The main difference, he said, is that musical hallucinations do not activate the primary auditory cortex, but use only the parts of the brain responsible for transforming simple sounds into complex music.

According to Griffiths’ hypothesis, the areas of the brain that process music continually look for patterns in the signals coming from the ears. Because these areas need melody, they amplify certain sounds that match the music and minimize extraneous noise.

When there are no sounds coming into the ears, parts of the brain may try to grasp at something, random impulses and signals, to try to create some structure out of them by digging through memories. So a few notes can suddenly become a familiar melody.

For most of us, this may end up producing a song that struggles but gets out of our heads, as the constant flow of information entering our ears suppresses that music. Deaf people, understandably, do not have this flow, so they can hear music all the time.

Let’s say that Griffiths has solved the musical hallucinations of the deaf. But what about hearing people like Miss Maggie? We return to psychiatrist Victor Aziz. His study is the most recent and, they say, the most extensive of all time.

According to British medical experts, one in 10,000 people suffer from music in their head at age 65 (though the true extent is impossible to ascertain – many hide their tunes). That is the value of the study Aziz and Warner, as they analyzed as many as 30 cases of musical hallucinations (the average patient was 78 years old, a third of them were deaf).

It turned out that women played music in their heads more often than men. In two-thirds of the cases, the elderly heard religious music. But Aziz believes that “in the future people will hallucinate both popular and classical music, what they hear all the time today.

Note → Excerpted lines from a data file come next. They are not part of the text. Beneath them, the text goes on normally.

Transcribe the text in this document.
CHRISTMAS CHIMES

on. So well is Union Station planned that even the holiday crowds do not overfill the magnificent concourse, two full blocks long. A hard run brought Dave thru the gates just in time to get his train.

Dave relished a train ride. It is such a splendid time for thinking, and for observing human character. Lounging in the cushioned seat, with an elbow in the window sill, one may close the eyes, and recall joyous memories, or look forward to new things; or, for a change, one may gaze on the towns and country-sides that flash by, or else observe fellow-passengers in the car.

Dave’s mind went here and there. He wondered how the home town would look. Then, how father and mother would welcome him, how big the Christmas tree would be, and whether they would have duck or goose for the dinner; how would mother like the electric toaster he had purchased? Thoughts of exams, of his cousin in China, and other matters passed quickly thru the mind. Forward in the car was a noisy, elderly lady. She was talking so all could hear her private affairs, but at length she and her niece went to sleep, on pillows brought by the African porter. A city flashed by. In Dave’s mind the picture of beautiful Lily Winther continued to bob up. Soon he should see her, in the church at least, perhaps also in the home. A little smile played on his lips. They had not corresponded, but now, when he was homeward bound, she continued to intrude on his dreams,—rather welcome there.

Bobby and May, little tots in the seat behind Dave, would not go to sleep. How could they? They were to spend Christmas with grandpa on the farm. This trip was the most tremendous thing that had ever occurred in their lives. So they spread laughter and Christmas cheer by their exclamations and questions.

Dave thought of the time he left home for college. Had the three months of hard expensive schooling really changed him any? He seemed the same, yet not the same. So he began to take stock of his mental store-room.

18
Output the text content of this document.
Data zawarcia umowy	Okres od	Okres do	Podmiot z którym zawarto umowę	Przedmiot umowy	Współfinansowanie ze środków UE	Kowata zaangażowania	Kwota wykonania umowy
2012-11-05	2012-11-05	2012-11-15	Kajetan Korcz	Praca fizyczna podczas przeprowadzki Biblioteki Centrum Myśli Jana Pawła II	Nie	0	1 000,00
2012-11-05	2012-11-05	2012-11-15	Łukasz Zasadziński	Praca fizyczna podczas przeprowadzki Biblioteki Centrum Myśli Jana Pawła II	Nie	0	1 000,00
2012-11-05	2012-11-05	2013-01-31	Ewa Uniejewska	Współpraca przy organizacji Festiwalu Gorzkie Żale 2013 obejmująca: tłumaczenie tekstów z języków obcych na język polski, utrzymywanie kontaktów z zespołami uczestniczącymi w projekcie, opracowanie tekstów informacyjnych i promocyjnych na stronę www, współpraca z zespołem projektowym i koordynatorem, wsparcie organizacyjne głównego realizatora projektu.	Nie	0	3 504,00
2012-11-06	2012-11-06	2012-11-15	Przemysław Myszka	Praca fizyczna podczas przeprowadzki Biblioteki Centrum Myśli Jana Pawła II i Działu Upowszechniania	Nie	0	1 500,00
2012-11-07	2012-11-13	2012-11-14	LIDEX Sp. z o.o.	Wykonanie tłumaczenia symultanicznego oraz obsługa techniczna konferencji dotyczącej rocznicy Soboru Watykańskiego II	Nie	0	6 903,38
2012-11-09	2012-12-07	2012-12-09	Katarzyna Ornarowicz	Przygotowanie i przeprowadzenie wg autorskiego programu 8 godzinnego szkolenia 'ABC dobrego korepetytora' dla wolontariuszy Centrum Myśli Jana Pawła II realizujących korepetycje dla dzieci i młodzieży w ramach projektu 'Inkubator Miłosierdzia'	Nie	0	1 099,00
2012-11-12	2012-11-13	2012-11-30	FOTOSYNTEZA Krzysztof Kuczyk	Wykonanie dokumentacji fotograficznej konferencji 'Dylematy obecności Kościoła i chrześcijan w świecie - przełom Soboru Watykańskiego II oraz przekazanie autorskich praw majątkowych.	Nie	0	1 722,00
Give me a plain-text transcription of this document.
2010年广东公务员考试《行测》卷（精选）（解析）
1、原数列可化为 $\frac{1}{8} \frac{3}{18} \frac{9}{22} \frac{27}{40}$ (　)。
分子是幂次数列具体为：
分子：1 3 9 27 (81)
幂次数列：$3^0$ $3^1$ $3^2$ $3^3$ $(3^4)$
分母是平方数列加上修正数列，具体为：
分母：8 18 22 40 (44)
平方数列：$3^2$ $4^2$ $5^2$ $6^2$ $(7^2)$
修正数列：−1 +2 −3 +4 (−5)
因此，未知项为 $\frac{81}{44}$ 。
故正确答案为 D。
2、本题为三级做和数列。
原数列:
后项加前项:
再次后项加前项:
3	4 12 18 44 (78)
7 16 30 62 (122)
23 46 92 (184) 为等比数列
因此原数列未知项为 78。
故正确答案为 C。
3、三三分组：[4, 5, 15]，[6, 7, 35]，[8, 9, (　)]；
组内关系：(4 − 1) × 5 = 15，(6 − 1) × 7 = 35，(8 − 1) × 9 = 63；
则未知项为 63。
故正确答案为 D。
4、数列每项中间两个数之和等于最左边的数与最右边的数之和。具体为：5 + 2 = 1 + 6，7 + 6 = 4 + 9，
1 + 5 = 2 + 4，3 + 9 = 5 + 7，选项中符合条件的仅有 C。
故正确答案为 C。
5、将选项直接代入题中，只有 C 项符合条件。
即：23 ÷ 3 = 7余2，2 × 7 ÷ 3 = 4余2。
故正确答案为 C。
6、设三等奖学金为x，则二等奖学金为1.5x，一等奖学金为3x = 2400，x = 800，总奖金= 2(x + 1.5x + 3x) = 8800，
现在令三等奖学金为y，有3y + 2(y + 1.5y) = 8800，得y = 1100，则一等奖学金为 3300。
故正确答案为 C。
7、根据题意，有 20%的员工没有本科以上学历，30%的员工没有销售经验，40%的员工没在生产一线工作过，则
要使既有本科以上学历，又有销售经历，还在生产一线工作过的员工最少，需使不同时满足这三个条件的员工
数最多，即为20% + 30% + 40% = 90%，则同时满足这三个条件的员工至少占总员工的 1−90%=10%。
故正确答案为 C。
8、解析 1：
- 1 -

Psychiatrists think that musical hallucinations occur when people are deprived of a sound-rich environment, lose their hearing or live in isolation, and then it’s pretty much the same explanation as Griffiths.

Musical hallucinations can be an explanation of how Beethoven wrote music when he was already deaf.

In the absence of sounds coming through the ears, the brain produces random impulses that it interprets as sounds, then recalls memories of the music, and the song begins.

Aziz believes that musical hallucinations are also common among young people, we just don’t know it. Curiously, the doctor found one 28-year-old American who learned to live with hallucinations and even found a source of comfort in them – the music in his head reflects his emotional state.

“It plays in the background, like music in a movie,” this young man says. – “Sometimes this melody stops and it makes me feel insecure, like I’m in the wrong place at the wrong time, it feels like something is wrong.

Music hallucinations are only considered a rare disorder for now, but they may soon become commonplace, Aziz believes, since modern man lives in a world flooded with music (have you heard of the toothbrush that broadcasts music through the jaw?).

Now it can be heard almost everywhere, not only from players, radios, and TVs, but also in elevators, gymnasiums, shopping malls, and on the streets. It is possible that later this music will play in our heads all by itself. And it’s even better if it’s not “Praskovya Girl.